23227 led to stationary traffic.

#Creating a Data Dictionary for the US Accidents and Population Data
myvariables<-Accident_Pop_Data %>% select(c("State", 
                         "Sunrise_Sunset", 
                         "Weather_Condition", 
                         "Side",
                         "Severity",
                         "CTYNAME",
                         "POPESTIMATE2021",
                         "accidentLocation",
                         "Start_time",
                         "Description",
                         "STNAME"))
dataDictionary <- tibble(Variable = colnames(myvariables),
                         Description = c("US States", 
                         "Day or Night", 
                         "Weather Conditions", 
                         " Side of the Road",
                         "Impact of the accident on traffic on a scale of 1 to 4",
                         "Name of the city",
                         "2021 Population Estimate",
                         "Location of the accident",
                         "Start time of the Accident",
                         "Description of the accident aftermath",
                         "The name of the State"),
Type = map_chr(myvariables, .f = function(x){typeof(x)[1]}),
Class = map_chr(myvariables, .f = function(x){class(x)[1]}))
flextable::flextable(dataDictionary, cwidth = 2)
# Randomization test example ---------------------------------

library(broom)

# Loading the dataset

data(US_Accidents_2021_3States)
myData <- US_Accidents_2021_3States %>% select(Sunrise_Sunset, `Visibility(mi)`) 

# Fitting One-Way ANOVA model
modFit <- aov(`Visibility(mi)` ~ Sunrise_Sunset, data = US_Accidents_2021_3States)
Fstatistic <- modFit %>% tidy() %>% slice_head(n = 1) %>% pull(statistic)

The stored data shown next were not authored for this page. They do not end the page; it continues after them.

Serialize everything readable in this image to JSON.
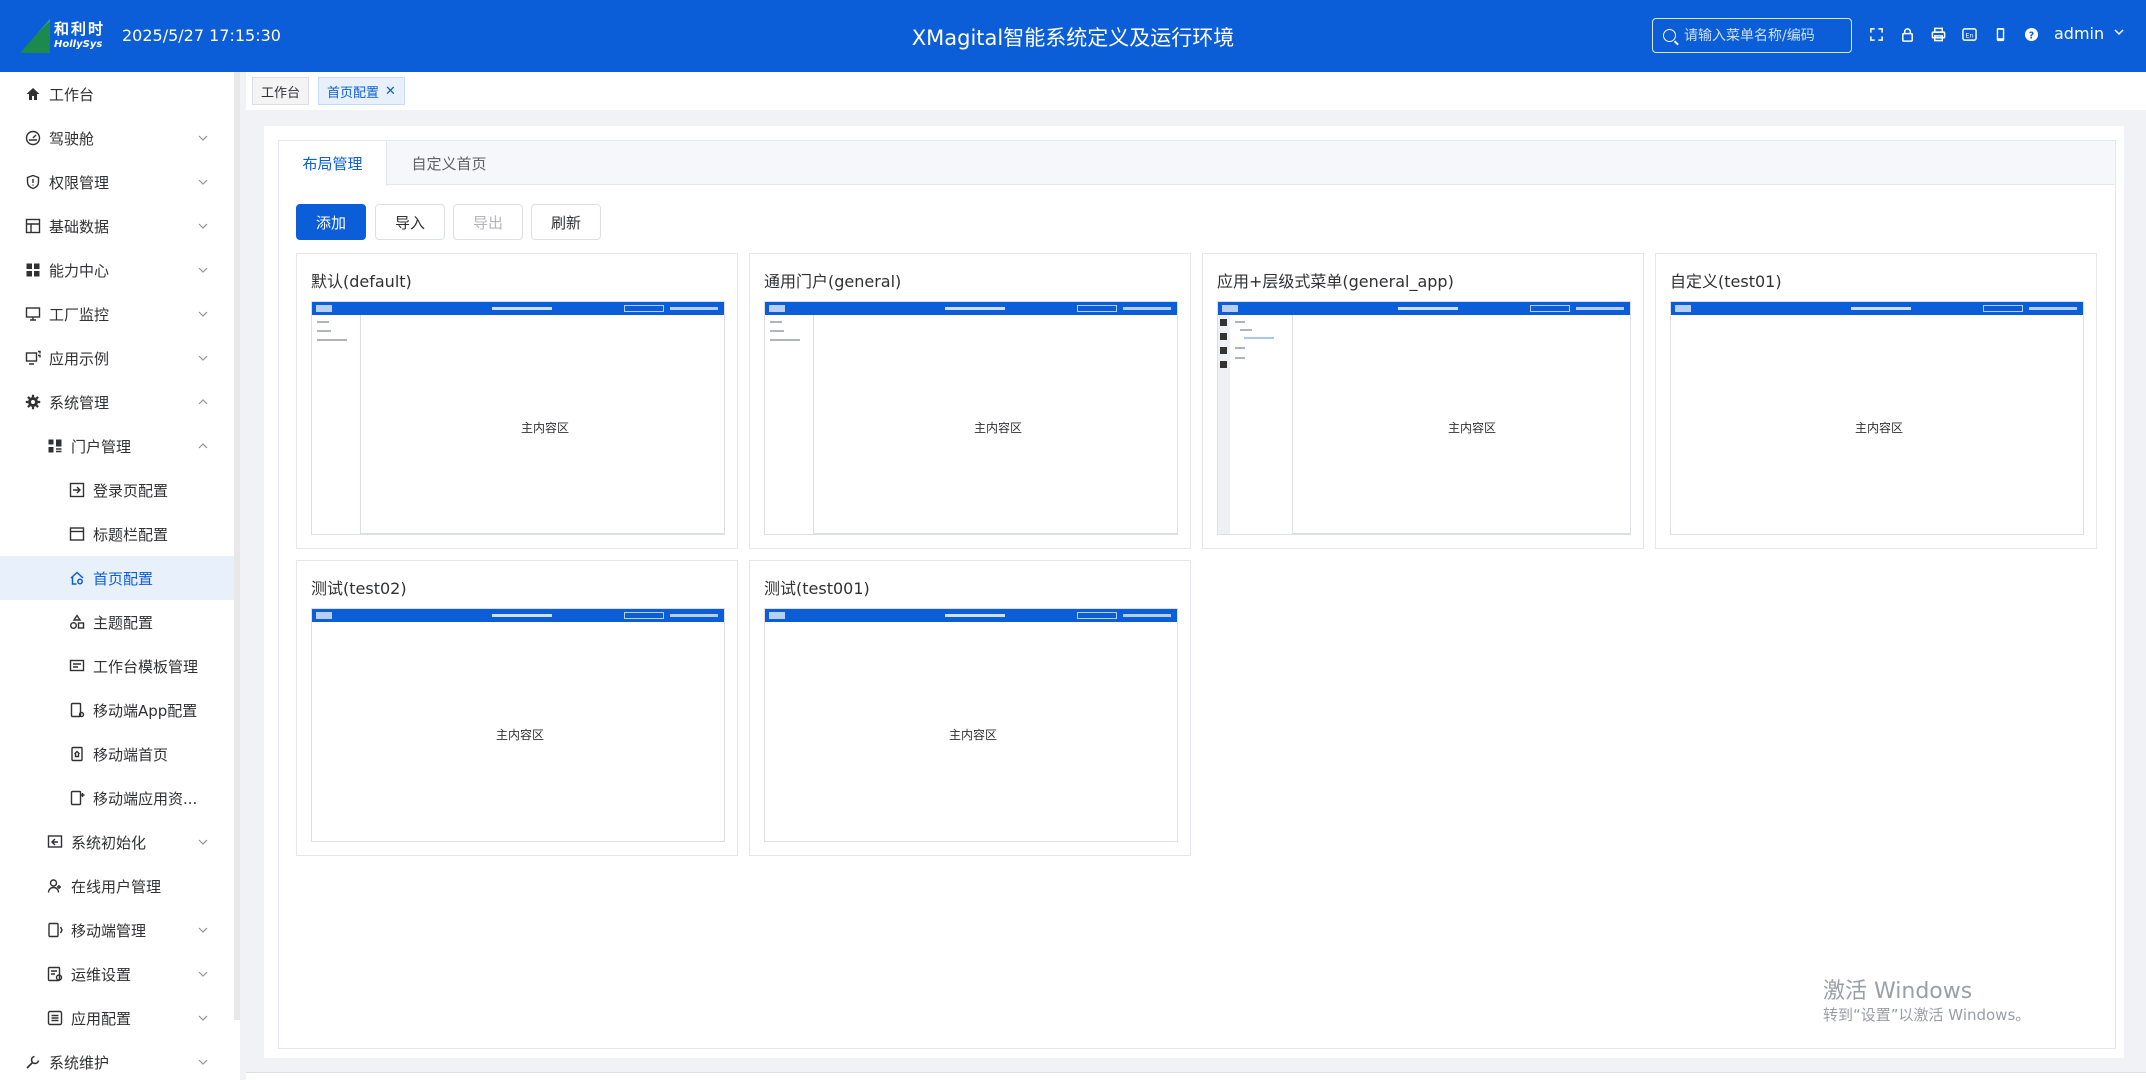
{
  "header": {
    "logo_cn": "和利时",
    "logo_en": "HollySys",
    "datetime": "2025/5/27 17:15:30",
    "title": "XMagital智能系统定义及运行环境",
    "search_placeholder": "请输入菜单名称/编码",
    "icons": [
      "fullscreen-icon",
      "lock-icon",
      "print-icon",
      "language-icon",
      "mobile-icon",
      "help-icon"
    ],
    "lang_badge": "En",
    "username": "admin"
  },
  "sidebar": {
    "items": [
      {
        "label": "工作台",
        "icon": "home-icon"
      },
      {
        "label": "驾驶舱",
        "icon": "dashboard-icon"
      },
      {
        "label": "权限管理",
        "icon": "shield-icon"
      },
      {
        "label": "基础数据",
        "icon": "table-icon"
      },
      {
        "label": "能力中心",
        "icon": "grid-icon"
      },
      {
        "label": "工厂监控",
        "icon": "monitor-icon"
      },
      {
        "label": "应用示例",
        "icon": "app-example-icon"
      },
      {
        "label": "系统管理",
        "icon": "gear-icon"
      },
      {
        "label": "门户管理",
        "icon": "portal-icon"
      },
      {
        "label": "登录页配置",
        "icon": "login-icon"
      },
      {
        "label": "标题栏配置",
        "icon": "titlebar-icon"
      },
      {
        "label": "首页配置",
        "icon": "home-config-icon"
      },
      {
        "label": "主题配置",
        "icon": "theme-icon"
      },
      {
        "label": "工作台模板管理",
        "icon": "template-icon"
      },
      {
        "label": "移动端App配置",
        "icon": "mobile-config-icon"
      },
      {
        "label": "移动端首页",
        "icon": "mobile-home-icon"
      },
      {
        "label": "移动端应用资...",
        "icon": "mobile-resource-icon"
      },
      {
        "label": "系统初始化",
        "icon": "init-icon"
      },
      {
        "label": "在线用户管理",
        "icon": "online-user-icon"
      },
      {
        "label": "移动端管理",
        "icon": "mobile-manage-icon"
      },
      {
        "label": "运维设置",
        "icon": "ops-icon"
      },
      {
        "label": "应用配置",
        "icon": "app-config-icon"
      },
      {
        "label": "系统维护",
        "icon": "maintenance-icon"
      }
    ]
  },
  "tabbar": {
    "tabs": [
      {
        "label": "工作台"
      },
      {
        "label": "首页配置",
        "close": "✕"
      }
    ]
  },
  "panel": {
    "tabs": [
      "布局管理",
      "自定义首页"
    ],
    "buttons": {
      "add": "添加",
      "import": "导入",
      "export": "导出",
      "refresh": "刷新"
    },
    "cards": [
      {
        "title": "默认(default)",
        "main_label": "主内容区"
      },
      {
        "title": "通用门户(general)",
        "main_label": "主内容区"
      },
      {
        "title": "应用+层级式菜单(general_app)",
        "main_label": "主内容区"
      },
      {
        "title": "自定义(test01)",
        "main_label": "主内容区"
      },
      {
        "title": "测试(test02)",
        "main_label": "主内容区"
      },
      {
        "title": "测试(test001)",
        "main_label": "主内容区"
      }
    ]
  },
  "watermark": {
    "line1": "激活 Windows",
    "line2": "转到“设置”以激活 Windows。"
  },
  "colors": {
    "primary": "#0b5ed7",
    "active_bg": "#e8f0fb"
  }
}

# Getting the number of accidents during the day and night

groupCounts <- US_Accidents_2021_3States %>% dplyr::count(Sunrise_Sunset) %>% filter(Sunrise_Sunset%in%c("Day", "Night"))
flextable::flextable(groupCounts, cwidth = 2)
# Overall sample size
N <- nrow(US_Accidents_2021_3States)

# Number of permutations
nperms <- 1000

# Instantiating vector for test statistics
permFs <- vector(length = nperms)
mean(permFs>=Fstatistic)
## [1] 0
# Create vector of the number of accidents during the day and night
groups <- rep(groupCounts$Sunrise_Sunset, times = groupCounts$n)

for(p in 1:nperms) {
permData <- US_Accidents_2021_3States %>% mutate(Sunrise_Sunset = groups[sample(1:N, size = N, replace = FALSE)])

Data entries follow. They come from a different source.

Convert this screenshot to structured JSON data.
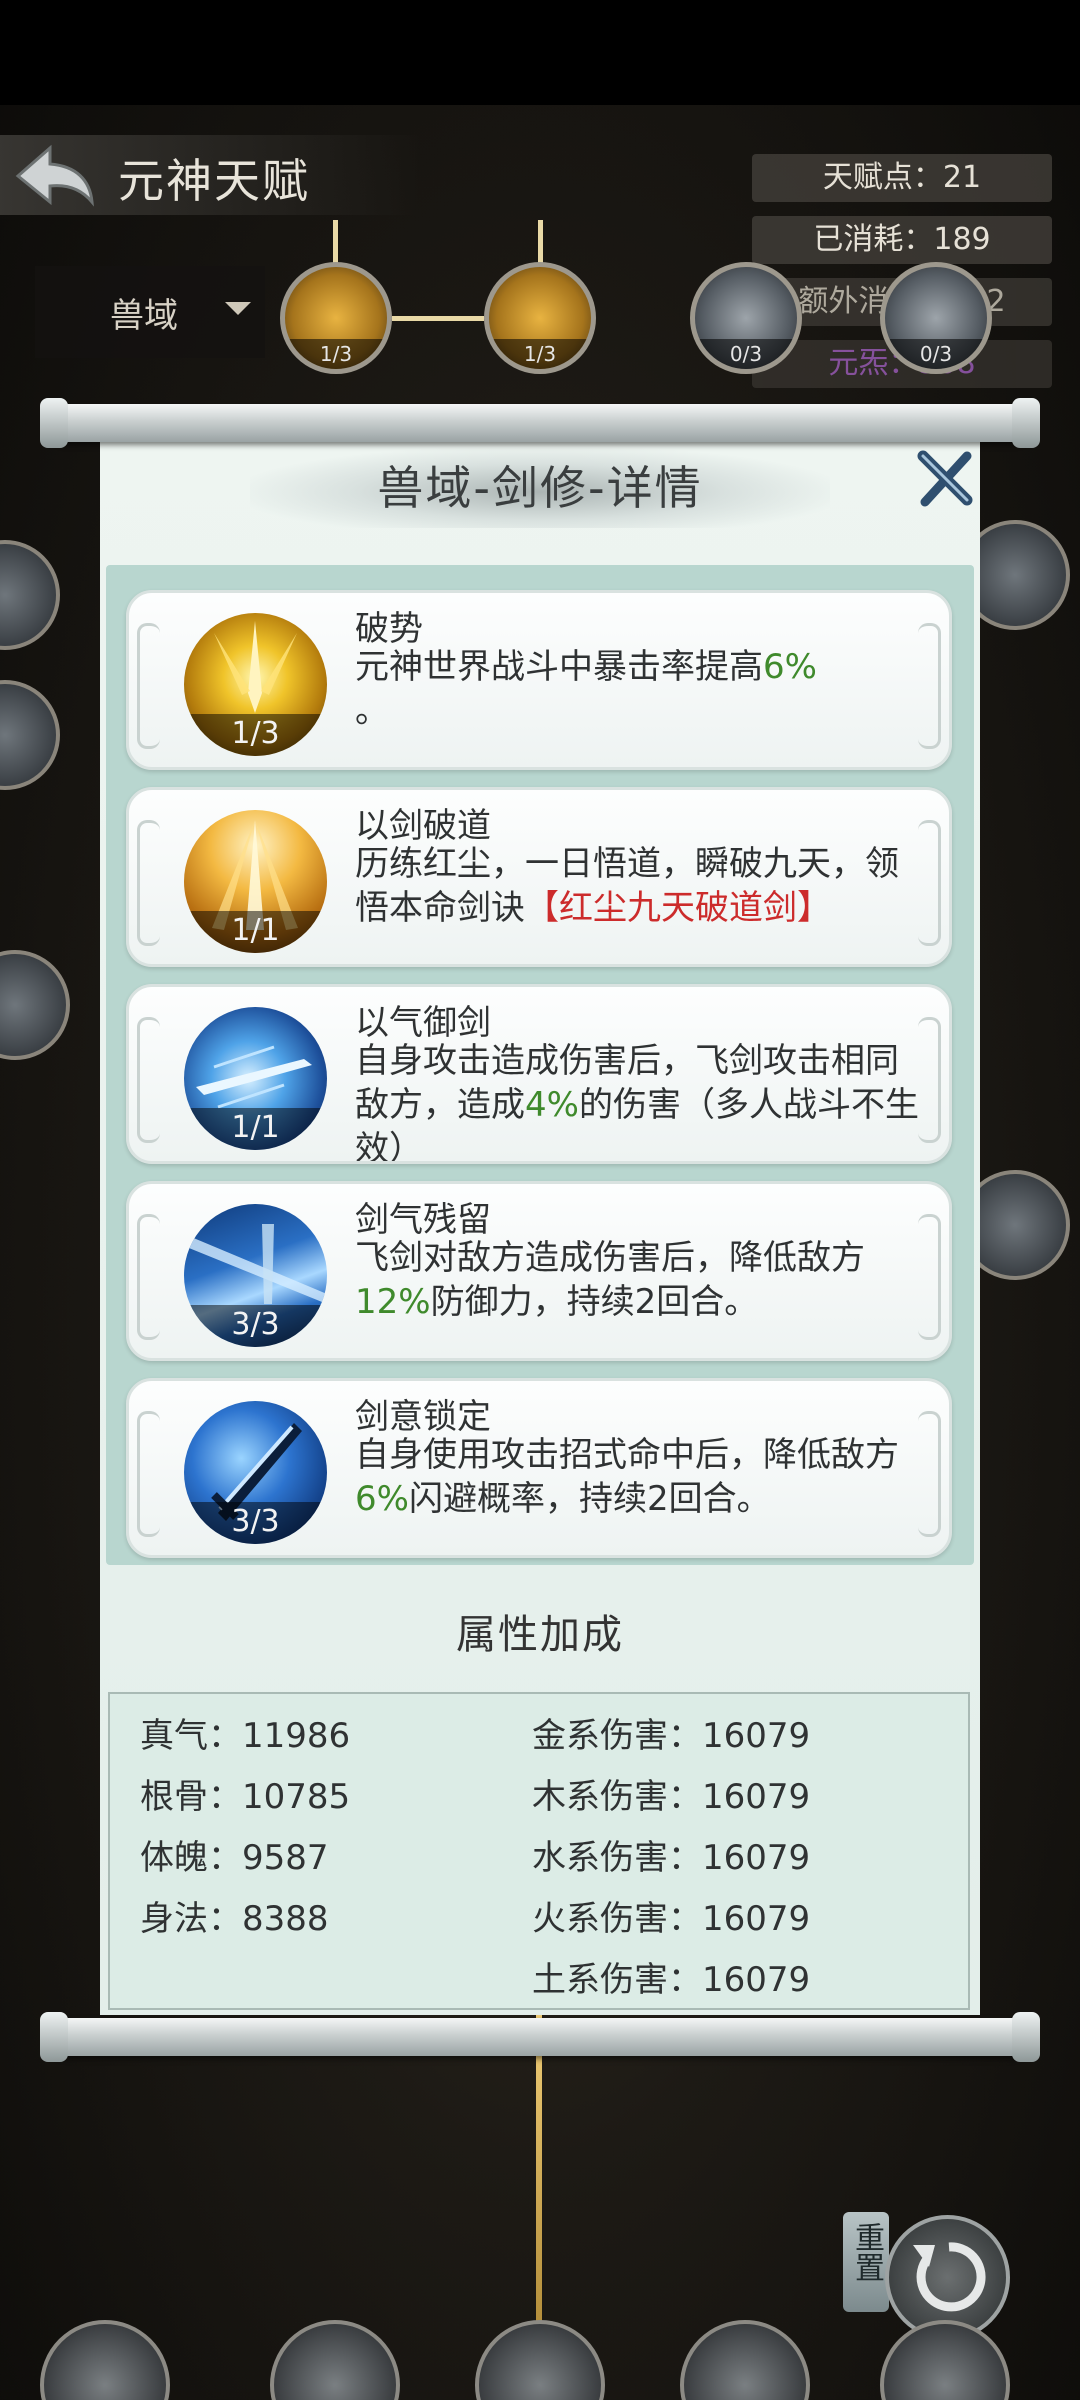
{
  "header": {
    "title": "元神天赋"
  },
  "stats": {
    "talent_points": "天赋点：21",
    "consumed": "已消耗：189",
    "extra_consumed": "额外消耗：162",
    "element": "元炁：308"
  },
  "region_selector": {
    "value": "兽域"
  },
  "tree_nodes": {
    "node1_level": "1/3",
    "node2_level": "1/3",
    "node3_level": "0/3",
    "node4_level": "0/3"
  },
  "dialog": {
    "title": "兽域-剑修-详情",
    "skills": [
      {
        "name": "破势",
        "level": "1/3",
        "desc_pre": "元神世界战斗中暴击率提高",
        "desc_value": "6%",
        "desc_post": "。"
      },
      {
        "name": "以剑破道",
        "level": "1/1",
        "desc_pre": "历练红尘，一日悟道，瞬破九天，领悟本命剑诀",
        "desc_value": "【红尘九天破道剑】",
        "desc_post": ""
      },
      {
        "name": "以气御剑",
        "level": "1/1",
        "desc_pre": "自身攻击造成伤害后，飞剑攻击相同敌方，造成",
        "desc_value": "4%",
        "desc_post": "的伤害（多人战斗不生效）"
      },
      {
        "name": "剑气残留",
        "level": "3/3",
        "desc_pre": "飞剑对敌方造成伤害后，降低敌方",
        "desc_value": "12%",
        "desc_post": "防御力，持续2回合。"
      },
      {
        "name": "剑意锁定",
        "level": "3/3",
        "desc_pre": "自身使用攻击招式命中后，降低敌方",
        "desc_value": "6%",
        "desc_post": "闪避概率，持续2回合。"
      }
    ],
    "attributes_title": "属性加成",
    "attributes_left": [
      "真气：11986",
      "根骨：10785",
      "体魄：9587",
      "身法：8388"
    ],
    "attributes_right": [
      "金系伤害：16079",
      "木系伤害：16079",
      "水系伤害：16079",
      "火系伤害：16079",
      "土系伤害：16079"
    ]
  },
  "footer": {
    "reset_label": "重置"
  },
  "colors": {
    "highlight_green": "#3f8a2c",
    "highlight_red": "#cc2b2b",
    "scroll_paper": "#e6f0ec"
  }
}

# Calculate accidents during the day and night
modFit <- aov(`Visibility(mi)` ~ Sunrise_Sunset, data = permData)
permFs[p] <- modFit %>% tidy() %>% slice_head(n = 1) %>% pull(statistic)
}
permFs[p]
## [1] 0.008839787

96,800 accidents happened during the day and 51,486 accidents during the night. The number of permFs was 0.008839787.

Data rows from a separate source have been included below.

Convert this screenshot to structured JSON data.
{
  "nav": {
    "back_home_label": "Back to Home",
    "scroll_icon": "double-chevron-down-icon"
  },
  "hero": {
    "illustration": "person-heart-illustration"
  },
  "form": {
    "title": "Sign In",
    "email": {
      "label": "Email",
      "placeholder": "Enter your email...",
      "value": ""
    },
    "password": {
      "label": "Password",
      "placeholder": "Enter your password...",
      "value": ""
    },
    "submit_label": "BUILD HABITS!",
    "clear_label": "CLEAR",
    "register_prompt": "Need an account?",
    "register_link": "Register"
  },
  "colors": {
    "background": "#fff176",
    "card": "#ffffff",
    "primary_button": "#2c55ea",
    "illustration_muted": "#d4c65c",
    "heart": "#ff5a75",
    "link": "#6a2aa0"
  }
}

# Calculating the standard error

myname<-US_Accidents_2021_3States %>% dplyr::rename(Visibility = `Visibility(mi)`) %>% filter(!is.na(Visibility))

set.seed(1994)

n <-nrow(myname) 
visibility <- myname$Visibility
median(visibility)
## [1] 10
B<- 100

# Instantiating matrix for bootstrap samples
paramboots <- matrix(NA, nrow = n, ncol = B)
xBar<-mean(visibility)
s<-sd(visibility)

# Simulating a normal set of 30 values, B times
for(b in 1:B) {
paramboots[, b] <- rnorm(n=n, mean=xBar, sd=s)
}

#Installing vector for bootstrap medians
bootparamMedians<-vector(length=B)

#Calculating median for each simulated data set
for(b in 1:B) {
  bootparamMedians[b]<-median(paramboots[,b])
}

#Obtain a parametric bootstrap estimate of the standard error of the sample median.
  SEparamestimate<-sd(bootparamMedians[b])

The parametric bootstrap estimate of the standard error of the sample median is 10.